ECLI:NL:CRVB:2014:3226
Centrale Raad van Beroep
- Hoger beroep
- Rechtspraak.nl
Weigering verhoging WAO-uitkering wegens gebrek aan objectieve medische onderbouwing
In deze zaak heeft de Centrale Raad van Beroep op 3 oktober 2014 uitspraak gedaan in hoger beroep tegen een eerdere uitspraak van de rechtbank Middelburg. De appellant, die sinds 2001 arbeidsongeschikt is door een hernia diafragmatica, verzocht om een herbeoordeling van zijn WAO-uitkering na een melding van verslechtering van zijn gezondheidstoestand in 2011. Het Uitvoeringsinstituut werknemersverzekeringen (Uwv) weigerde echter de uitkering te verhogen, omdat er geen objectief vast te stellen toename van arbeidsbeperkingen was. De rechtbank verklaarde het beroep van appellant ongegrond, waarna hij in hoger beroep ging.

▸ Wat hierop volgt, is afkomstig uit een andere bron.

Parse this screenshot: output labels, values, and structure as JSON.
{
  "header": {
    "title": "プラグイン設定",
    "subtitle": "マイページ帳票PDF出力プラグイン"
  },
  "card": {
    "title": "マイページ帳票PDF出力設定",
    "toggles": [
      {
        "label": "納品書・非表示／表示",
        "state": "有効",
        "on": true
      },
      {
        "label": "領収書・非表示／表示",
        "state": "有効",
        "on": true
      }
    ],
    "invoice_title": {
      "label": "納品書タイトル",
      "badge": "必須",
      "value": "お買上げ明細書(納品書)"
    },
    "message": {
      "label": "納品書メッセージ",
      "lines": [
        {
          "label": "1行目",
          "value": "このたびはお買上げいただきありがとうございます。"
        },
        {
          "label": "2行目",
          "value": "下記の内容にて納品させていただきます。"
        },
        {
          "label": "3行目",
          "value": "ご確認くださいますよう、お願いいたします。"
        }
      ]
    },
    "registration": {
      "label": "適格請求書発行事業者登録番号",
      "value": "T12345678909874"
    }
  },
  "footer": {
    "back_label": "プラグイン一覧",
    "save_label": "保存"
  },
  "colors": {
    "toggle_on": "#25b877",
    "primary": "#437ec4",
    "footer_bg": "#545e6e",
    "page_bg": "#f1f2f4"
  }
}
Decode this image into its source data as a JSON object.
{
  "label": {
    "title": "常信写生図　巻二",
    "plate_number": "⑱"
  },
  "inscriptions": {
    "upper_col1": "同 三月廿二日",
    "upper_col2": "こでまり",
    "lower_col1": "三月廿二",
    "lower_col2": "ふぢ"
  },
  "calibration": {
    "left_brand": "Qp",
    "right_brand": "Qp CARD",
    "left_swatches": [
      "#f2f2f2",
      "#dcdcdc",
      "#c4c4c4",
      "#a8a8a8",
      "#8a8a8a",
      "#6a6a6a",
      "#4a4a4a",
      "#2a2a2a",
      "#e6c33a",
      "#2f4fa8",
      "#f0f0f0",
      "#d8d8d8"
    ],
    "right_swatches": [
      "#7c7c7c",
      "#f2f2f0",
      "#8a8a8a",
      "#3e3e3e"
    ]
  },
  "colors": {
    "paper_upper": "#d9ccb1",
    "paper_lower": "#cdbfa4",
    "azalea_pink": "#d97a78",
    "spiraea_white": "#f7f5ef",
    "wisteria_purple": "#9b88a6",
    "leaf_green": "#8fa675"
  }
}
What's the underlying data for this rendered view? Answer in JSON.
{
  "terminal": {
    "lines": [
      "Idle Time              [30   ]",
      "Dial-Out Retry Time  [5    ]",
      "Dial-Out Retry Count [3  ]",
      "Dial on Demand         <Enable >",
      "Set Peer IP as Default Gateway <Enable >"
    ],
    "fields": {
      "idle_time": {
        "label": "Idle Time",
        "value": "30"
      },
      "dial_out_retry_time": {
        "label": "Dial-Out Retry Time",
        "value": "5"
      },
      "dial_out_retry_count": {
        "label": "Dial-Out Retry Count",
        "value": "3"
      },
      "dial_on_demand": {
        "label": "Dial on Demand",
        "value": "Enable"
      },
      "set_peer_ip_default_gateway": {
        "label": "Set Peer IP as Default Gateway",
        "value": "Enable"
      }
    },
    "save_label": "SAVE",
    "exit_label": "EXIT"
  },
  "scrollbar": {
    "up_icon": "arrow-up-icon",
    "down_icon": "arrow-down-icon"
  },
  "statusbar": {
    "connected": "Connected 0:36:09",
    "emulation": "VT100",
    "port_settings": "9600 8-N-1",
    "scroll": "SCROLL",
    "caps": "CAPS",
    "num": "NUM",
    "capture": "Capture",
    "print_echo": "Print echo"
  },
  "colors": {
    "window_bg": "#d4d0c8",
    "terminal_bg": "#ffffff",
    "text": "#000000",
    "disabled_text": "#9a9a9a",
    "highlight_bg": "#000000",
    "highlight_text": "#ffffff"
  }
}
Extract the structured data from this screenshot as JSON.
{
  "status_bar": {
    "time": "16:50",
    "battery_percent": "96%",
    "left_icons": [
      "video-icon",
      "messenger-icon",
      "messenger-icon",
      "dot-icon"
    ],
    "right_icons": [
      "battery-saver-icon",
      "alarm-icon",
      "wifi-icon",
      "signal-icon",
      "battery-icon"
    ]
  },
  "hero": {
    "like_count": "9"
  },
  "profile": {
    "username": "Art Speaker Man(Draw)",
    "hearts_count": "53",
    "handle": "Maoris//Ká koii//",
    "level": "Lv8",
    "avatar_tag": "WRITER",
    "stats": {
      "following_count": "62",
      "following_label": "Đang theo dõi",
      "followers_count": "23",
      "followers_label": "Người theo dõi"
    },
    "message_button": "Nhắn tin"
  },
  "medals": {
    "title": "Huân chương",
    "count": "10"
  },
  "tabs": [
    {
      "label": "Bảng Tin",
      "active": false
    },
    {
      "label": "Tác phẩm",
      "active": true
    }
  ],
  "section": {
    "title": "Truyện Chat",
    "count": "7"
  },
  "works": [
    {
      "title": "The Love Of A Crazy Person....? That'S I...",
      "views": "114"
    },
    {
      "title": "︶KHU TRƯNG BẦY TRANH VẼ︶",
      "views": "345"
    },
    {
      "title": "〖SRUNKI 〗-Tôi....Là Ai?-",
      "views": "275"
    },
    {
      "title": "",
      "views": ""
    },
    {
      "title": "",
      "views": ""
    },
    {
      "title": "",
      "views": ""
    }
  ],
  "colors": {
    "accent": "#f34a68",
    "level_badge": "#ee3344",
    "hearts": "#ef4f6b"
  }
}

De Raad beoordeelde of de rechtbank terecht had geoordeeld dat het Uwv op goede gronden had vastgesteld dat er geen sprake was van toegenomen beperkingen. De Raad concludeerde dat er geen aanknopingspunten waren om te twijfelen aan de bevindingen van de bezwaarverzekeringsarts, die had vastgesteld dat de medische toestand van appellant niet was verslechterd ten opzichte van eerdere beoordelingen. De bezwaarverzekeringsarts had geen nieuwe onderzoeken of behandelingen geconstateerd die een wijziging in de beoordeling rechtvaardigden.
Het hoger beroep van appellant werd afgewezen, en de Raad bevestigde de eerdere uitspraak van de rechtbank. De Raad oordeelde dat de bezwaarverzekeringsarts terecht geen grond zag voor een verhoging van de WAO-uitkering, omdat er geen objectief medisch substraat was voor de subjectieve klachten van appellant. De uitspraak werd gedaan door R.E. Bakker, met D.E.P.M. Bary als griffier, en werd openbaar uitgesproken op 3 oktober 2014.